Recensions d’ouvrages
Ouvrage : Jacques Thomet, AFP 1957-2007. Les Soldats de l’information (Hugo Doc, 2007). Recension par Michael Palmer.

Le livre débute par une anecdote, devenue légende : pendant la guerre de 1914-1918, dans une tranchée de Verdun, c’est Jacques Péricard, agencier Havas qui cria « debout les morts ! ». L’anedcote figure dans le premier livre d’un agencier France-presse autorisé à accéder aux archives rédactionnelles et d’entreprise de « la maison Havas » (branche information : 1835-1940), Pierre Frédérix (Flammarion, 1959) : celui-ci cite le récit circonstancié de la genèse de ce cri devenu formule, notamment grâce à Maurice Barrès. L’ouvrage paru en 2007 de Jacques Thomet, qui n’accéda pas aux archives de l’entreprise, mais connaît bien du monde dans la Maison AFP, est émaillé d’instantanés pris sur le vif, recueillis lors des quelques 80 interviews avec des confrères appartenant pour l’essentiel à sa génération – en 2007, ils avaient entre 60 et 80 ans environ. Et ce livre peut se lire comme une succession de tranches de vie, avec des hauts faits et scènes pittoresques mises en avant. L’absence d’index et de table des matières incite presque à une telle lecture en diagonale.
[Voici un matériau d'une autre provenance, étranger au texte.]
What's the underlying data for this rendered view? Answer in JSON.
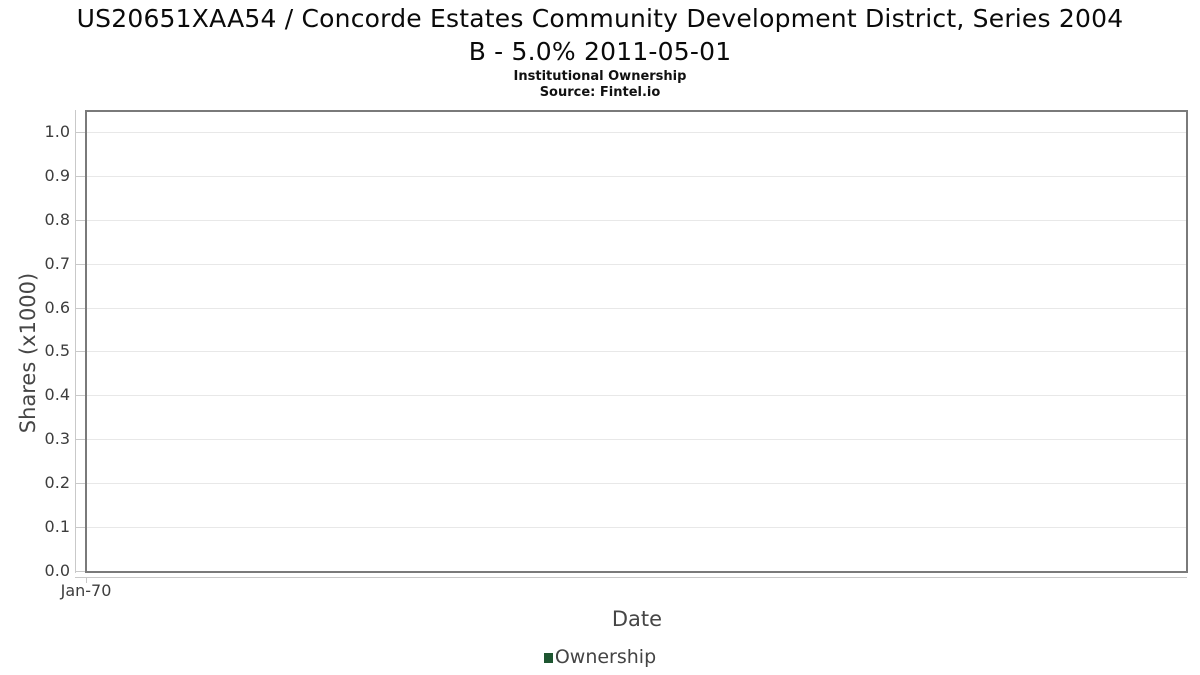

En fait, le livre est bien plus qu’une collection de « choses vues » à , ou plutôt grâce à , l’Agence.
Les Soldats de l’information prend la suite, si l’on peut dire, du livre de Frédérix et de l’enquête approfondie réalisée par les deux agenciers France Presse Jean Huteau et Bernard Ulmann, AFP. Une histoire de l’Agence France Presse, 1944-1990 (R. Laffont, 1992), ouvrage fondé à la fois sur des entretiens avec une bonne cinquantaine d’acteurs « de la vie de l’Agence » et un dépouillement de certaines sources concernant « la maison » et l’entreprise sui generis qu’est cette dernière ; Ulmann entra à l’AFP en 1949 et Huteau en 1958.
Le livre de Thomet opère, sans en avoir l’air, sur trois niveaux au moins : les « faits d’armes » de la génération d’agenciers rentrés à l’AFP vers les années 1965-1975, s’ajoutant à quelques témoignages « d’anciens », parfois remontant aux années qui suivirent la création de l’Agence (1944) ; ensuite, une histoire de l’Agence qu’on pourrait qualifier d’ « opérationnelle », où sont dépeints les conséquences mêmes, pour les divers services, desks, et postes à l’étranger, de l’exploitation des techniques et technologies successives ; et enfin, le plus intéressant selon nous, un certain regard décentré valorisé ici par rapport à la vision depuis « la place de la Bourse », le siège parisien de l’Agence. Thomet est d’origine franc-comtoise et campe bien les perspectives de carrière d’un jeune journaliste, frais émoulu d’une école de journalisme, et sans relations, dans les années 1974 ; bien plus tard, il se portera même candidat au poste de président directeur-général. Evoqués, certes, la politique et les rapports avec l’État et les services publics usagers ne sont pas « centre stage », sur le devant de la scène, ce qui est souvent le cas dans les récits consacrés à l’Agence. Les circonstances, certes, de l’algarade de Jacques Chirac avec Jean Mauriac (qui « couvrit » le général de Gaulle pendant un quart de siècle) lors du décès de Georges Pompidou (1974), ainsi que les rapports de confiance instaurés par Pierre Favier, autre accrédité à l’Élysée, et de son jeune complice Michel Martin-Roland, avec François Mitterrand, qui leur livra la matière à l’origine du best-seller, la Décennie Mitterrand, sont campés tour à tour. Pouvoir relater le premier, si ce n’est que de quelques secondes à peine, les circonstances du décès d’un président de la République est en quelque sorte l’aboutissement d’années de travail comme accrédité, devenu presque confident, mais aussi une source de forte angoisse professionnelle.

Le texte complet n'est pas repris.